Paris is to ban half of the city's cars from the road on Monday, in a bid to curb high levels of smog, which briefly made the French capital's air the most polluted in the world this week, according to reports.
The city's mayor, Anne Hidalgo, announced the measures Saturday, saying that cars with license plates ending in even numbers will be barred from the city's roads Monday. She added that public transport would be free in the city to encourage people to stay off the road, AFP reported.
There will be exceptions to the ban, including for emergency services vehicles, and private cars carrying at least three people.
"I am delighted the state has agreed to put in place a partial driving ban on Monday, which I have been requesting for several days," Hidalgo wrote Saturday on Twitter. She added that the "health of Parisians is not negotiable."
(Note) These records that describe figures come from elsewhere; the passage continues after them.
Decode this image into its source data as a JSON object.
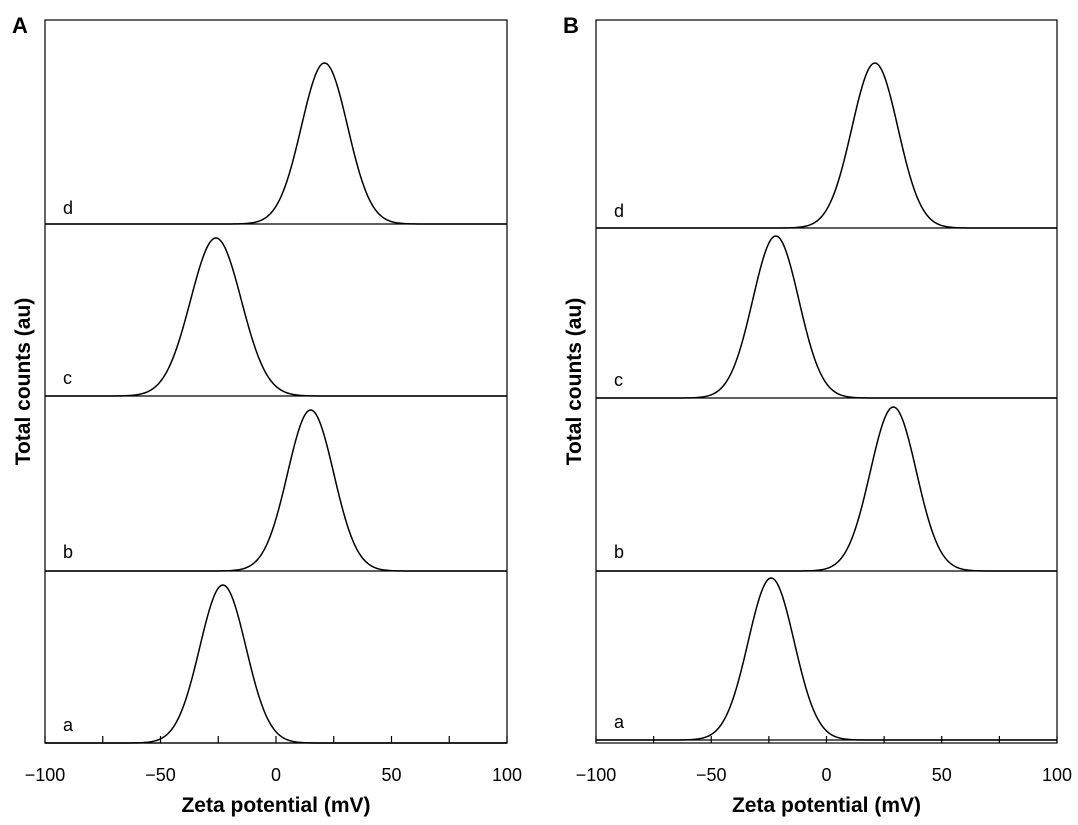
{
  "chart_data": [
    {
      "type": "line",
      "panel_label": "A",
      "xlabel": "Zeta potential (mV)",
      "ylabel": "Total counts (au)",
      "xlim": [
        -100,
        100
      ],
      "xticks": [
        -100,
        -75,
        -50,
        -25,
        0,
        25,
        50,
        75,
        100
      ],
      "xtick_labels": [
        "−100",
        "",
        "−50",
        "",
        "0",
        "",
        "50",
        "",
        "100"
      ],
      "grid": false,
      "series": [
        {
          "name": "a",
          "peak_mV": -23,
          "width_mV": 10
        },
        {
          "name": "b",
          "peak_mV": 15,
          "width_mV": 10
        },
        {
          "name": "c",
          "peak_mV": -26,
          "width_mV": 11
        },
        {
          "name": "d",
          "peak_mV": 21,
          "width_mV": 10
        }
      ]
    },
    {
      "type": "line",
      "panel_label": "B",
      "xlabel": "Zeta potential (mV)",
      "ylabel": "Total counts (au)",
      "xlim": [
        -100,
        100
      ],
      "xticks": [
        -100,
        -75,
        -50,
        -25,
        0,
        25,
        50,
        75,
        100
      ],
      "xtick_labels": [
        "−100",
        "",
        "−50",
        "",
        "0",
        "",
        "50",
        "",
        "100"
      ],
      "grid": false,
      "series": [
        {
          "name": "a",
          "peak_mV": -24,
          "width_mV": 10
        },
        {
          "name": "b",
          "peak_mV": 29,
          "width_mV": 10
        },
        {
          "name": "c",
          "peak_mV": -22,
          "width_mV": 10
        },
        {
          "name": "d",
          "peak_mV": 21,
          "width_mV": 10
        }
      ]
    }
  ]
}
This is the third time in the city's history that such measures have been implemented, with the last occasion being in March 2014.
On Wednesday this week, Plume labs, a pollution-monitoring service which tracks 60 cities worldwide, gave Paris' air a pollution rating of 125, halfway between harmful and critical, France 24 reported. Anything above 100 is considered harmful.
Authorities in the city have been criticized over a lack of long-term initiatives to address the city's high levels of pollution. A measure set to become law in July will ban diesel vehicles manufactured before 2001, which are believed to be among the worst polluters, from the city's roads entirely, the Mirror Daily reported.
The French Association of Transport Users (FNAUT), however, was unimpressed, blaming “uninspired politicians” for a failure to take the problem seriously.
“We need long-term solutions including extra charges on heavy goods vehicles which the government backtracked from implementing last year. Paris also needs a congestion charge inside the city. This would reduce circulation and raise revenue. But all our politicians seem to do is wait for the rain and when it doesn’t come, they blame the weather for their failings,” said FNAUT spokesman Fabrice Michel told the National Monitor.
Nearby London has had a congestion charge in place since 2003, which sees most private vehicles entering the city center required to pay a charge equivalent to just under $15 per day. The scheme is generally regarded as having successfully reduced traffic congestion and pollution.
When Paris imposed similar restrictions in 2014, traffic dropped roughly 18 percent, and pollution particles measured fell by 6 percent, Quartz reported.